Daniel Hémery s’en est allé, par François Guillemot
Nous avons appris par la voix d’Alain Ruscio la disparition de Daniel Hémery, un historien de l’Indochine, du Viêt-Nam ou encore de la révolution, énergique, très apprécié par ses collègues et par ses étudiant-es. Toujours bienveillant, à l’écoute et en partage, Daniel Hémery était discret mais d’une grande précision dans son travail de ciselage de l’histoire.

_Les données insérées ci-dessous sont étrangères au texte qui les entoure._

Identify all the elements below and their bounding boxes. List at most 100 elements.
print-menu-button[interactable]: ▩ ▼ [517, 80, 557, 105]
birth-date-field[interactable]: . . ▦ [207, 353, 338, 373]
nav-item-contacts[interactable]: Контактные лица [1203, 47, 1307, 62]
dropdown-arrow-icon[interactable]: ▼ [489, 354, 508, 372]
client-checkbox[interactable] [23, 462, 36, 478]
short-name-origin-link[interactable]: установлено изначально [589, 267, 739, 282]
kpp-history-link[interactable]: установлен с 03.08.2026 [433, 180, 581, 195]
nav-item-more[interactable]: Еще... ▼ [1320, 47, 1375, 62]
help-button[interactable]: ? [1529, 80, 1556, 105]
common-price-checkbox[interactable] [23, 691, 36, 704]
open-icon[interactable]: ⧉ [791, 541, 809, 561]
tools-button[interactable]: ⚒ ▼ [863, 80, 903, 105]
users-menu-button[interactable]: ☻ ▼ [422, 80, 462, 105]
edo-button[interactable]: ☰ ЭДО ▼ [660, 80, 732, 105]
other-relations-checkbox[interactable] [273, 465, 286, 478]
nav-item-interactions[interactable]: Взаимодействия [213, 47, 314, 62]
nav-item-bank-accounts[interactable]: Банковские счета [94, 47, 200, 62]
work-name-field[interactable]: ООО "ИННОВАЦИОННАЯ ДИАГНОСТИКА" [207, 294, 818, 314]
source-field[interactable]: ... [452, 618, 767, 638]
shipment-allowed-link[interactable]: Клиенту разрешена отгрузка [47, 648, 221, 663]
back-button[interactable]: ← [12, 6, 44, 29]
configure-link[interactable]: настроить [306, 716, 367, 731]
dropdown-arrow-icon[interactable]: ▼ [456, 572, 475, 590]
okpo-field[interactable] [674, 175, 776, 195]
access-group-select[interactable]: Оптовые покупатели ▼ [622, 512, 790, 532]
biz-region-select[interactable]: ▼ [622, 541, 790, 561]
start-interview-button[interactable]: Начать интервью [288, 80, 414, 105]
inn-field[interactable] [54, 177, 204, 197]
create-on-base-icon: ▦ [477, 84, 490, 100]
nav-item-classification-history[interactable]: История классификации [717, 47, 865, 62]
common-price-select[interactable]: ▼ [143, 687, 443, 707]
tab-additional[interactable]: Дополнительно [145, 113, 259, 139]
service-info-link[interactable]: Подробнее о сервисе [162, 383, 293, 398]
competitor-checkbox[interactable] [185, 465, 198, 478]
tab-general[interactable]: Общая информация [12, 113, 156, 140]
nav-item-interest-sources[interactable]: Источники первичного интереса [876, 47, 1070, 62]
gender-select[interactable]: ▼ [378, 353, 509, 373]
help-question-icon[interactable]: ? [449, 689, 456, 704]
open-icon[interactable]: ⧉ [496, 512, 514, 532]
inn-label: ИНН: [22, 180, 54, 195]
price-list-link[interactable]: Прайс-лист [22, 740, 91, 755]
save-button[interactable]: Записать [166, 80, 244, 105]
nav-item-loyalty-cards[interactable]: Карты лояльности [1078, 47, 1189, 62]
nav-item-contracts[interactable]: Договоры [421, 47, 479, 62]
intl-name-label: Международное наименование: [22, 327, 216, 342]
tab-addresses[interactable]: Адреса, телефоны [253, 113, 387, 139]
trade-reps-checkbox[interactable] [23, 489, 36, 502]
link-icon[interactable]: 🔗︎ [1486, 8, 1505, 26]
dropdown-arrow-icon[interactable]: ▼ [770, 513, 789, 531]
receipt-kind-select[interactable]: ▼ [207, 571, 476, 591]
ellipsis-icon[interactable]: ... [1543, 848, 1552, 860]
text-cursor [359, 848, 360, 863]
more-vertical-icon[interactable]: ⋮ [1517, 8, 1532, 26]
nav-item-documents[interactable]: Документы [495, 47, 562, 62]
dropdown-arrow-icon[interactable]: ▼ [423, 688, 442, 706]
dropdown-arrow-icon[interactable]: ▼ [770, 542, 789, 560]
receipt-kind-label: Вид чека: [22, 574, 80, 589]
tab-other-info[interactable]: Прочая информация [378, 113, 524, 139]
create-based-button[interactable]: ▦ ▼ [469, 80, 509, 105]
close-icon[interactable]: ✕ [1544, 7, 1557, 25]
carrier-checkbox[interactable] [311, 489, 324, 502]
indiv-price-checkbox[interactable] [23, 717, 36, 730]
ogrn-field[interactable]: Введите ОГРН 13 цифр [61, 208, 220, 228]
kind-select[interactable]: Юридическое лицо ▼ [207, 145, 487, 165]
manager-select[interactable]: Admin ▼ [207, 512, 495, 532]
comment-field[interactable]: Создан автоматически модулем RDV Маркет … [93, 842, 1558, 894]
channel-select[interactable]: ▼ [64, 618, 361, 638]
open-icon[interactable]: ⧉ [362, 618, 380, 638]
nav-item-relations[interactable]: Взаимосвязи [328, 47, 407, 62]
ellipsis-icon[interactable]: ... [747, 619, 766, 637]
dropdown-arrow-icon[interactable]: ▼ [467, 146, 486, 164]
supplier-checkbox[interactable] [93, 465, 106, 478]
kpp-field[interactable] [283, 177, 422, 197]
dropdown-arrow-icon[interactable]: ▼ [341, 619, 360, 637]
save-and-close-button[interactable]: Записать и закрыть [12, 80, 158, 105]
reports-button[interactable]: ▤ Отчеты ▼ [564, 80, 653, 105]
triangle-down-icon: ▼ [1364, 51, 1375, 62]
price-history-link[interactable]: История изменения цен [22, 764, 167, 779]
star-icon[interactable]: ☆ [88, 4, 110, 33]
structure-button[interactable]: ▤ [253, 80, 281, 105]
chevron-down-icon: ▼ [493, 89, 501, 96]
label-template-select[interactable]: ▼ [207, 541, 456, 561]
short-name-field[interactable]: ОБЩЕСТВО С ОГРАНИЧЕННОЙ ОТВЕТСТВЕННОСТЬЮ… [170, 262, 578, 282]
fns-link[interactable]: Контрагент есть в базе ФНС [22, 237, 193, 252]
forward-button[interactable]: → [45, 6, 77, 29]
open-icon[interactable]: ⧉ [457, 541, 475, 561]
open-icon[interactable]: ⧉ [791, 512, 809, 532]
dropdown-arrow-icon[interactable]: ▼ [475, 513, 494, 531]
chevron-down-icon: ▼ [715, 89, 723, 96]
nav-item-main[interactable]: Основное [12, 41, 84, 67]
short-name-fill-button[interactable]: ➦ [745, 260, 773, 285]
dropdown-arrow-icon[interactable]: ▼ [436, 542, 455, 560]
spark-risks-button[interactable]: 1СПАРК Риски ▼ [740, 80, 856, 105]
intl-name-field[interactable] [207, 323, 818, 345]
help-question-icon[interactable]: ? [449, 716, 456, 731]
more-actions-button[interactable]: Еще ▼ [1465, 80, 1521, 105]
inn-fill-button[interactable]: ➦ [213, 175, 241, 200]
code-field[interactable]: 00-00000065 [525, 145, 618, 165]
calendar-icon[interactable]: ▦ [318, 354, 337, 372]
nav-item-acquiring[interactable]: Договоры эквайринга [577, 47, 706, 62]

Il avait en lui ce doute du savoir historique et la critique des plus grands spécialistes de la colonisation française.
Auteur d’un livre, toujours une référence, sur les révolutionnaires à Saïgon pendant la période coloniale (1975) et d’un ouvrage illustré très pédagogique sur Hô Chi Minh (1990), il a contribué fortement avec son ami Pierre Brocheux à la connaissance de la péninsule indochinoise forgée par les révolutions et les guerres jusqu’aux années 1990. Les deux historiens ce sont associés pour produire une synthèse toujours indépassable sur cette Indochine meurtrie sous la colonisation en soulignant les interactions : Indochine : la colonisation ambiguë 1858-1954, Paris, La Découverte, 2004, mis en ligne en 2011 sur le portail Cairn (voir ci-dessous dans les références bibliographiques).
Enseignant-chercheur à l’université Paris 7, Daniel Hémery a dirigé, conseillé, aidé nombre d’étudiant-es. Je n’ai suivi son séminaire commun avec Pierre Brocheux qu’une seule année en 1995-1996 mais son souvenir reste prégnant. En effet, venant de l’Inalco où j’avais obtenu un Diplome uiversitaire de langue et civilisation orientale (DULCO) en vietnamien, il me manquait une connaissance profonde sur les débats historiographiques français ou anglo-saxons. Ce fut grâce à Daniel Hémery que je pus lire les essais de Michel de Certeau, François Dosse, André Nouschi, Antoine Prost, Paul Veyne d’autres références incontournables de l’apprenti historien jusqu’à prendre connaissance des travaux de David G. Marr1.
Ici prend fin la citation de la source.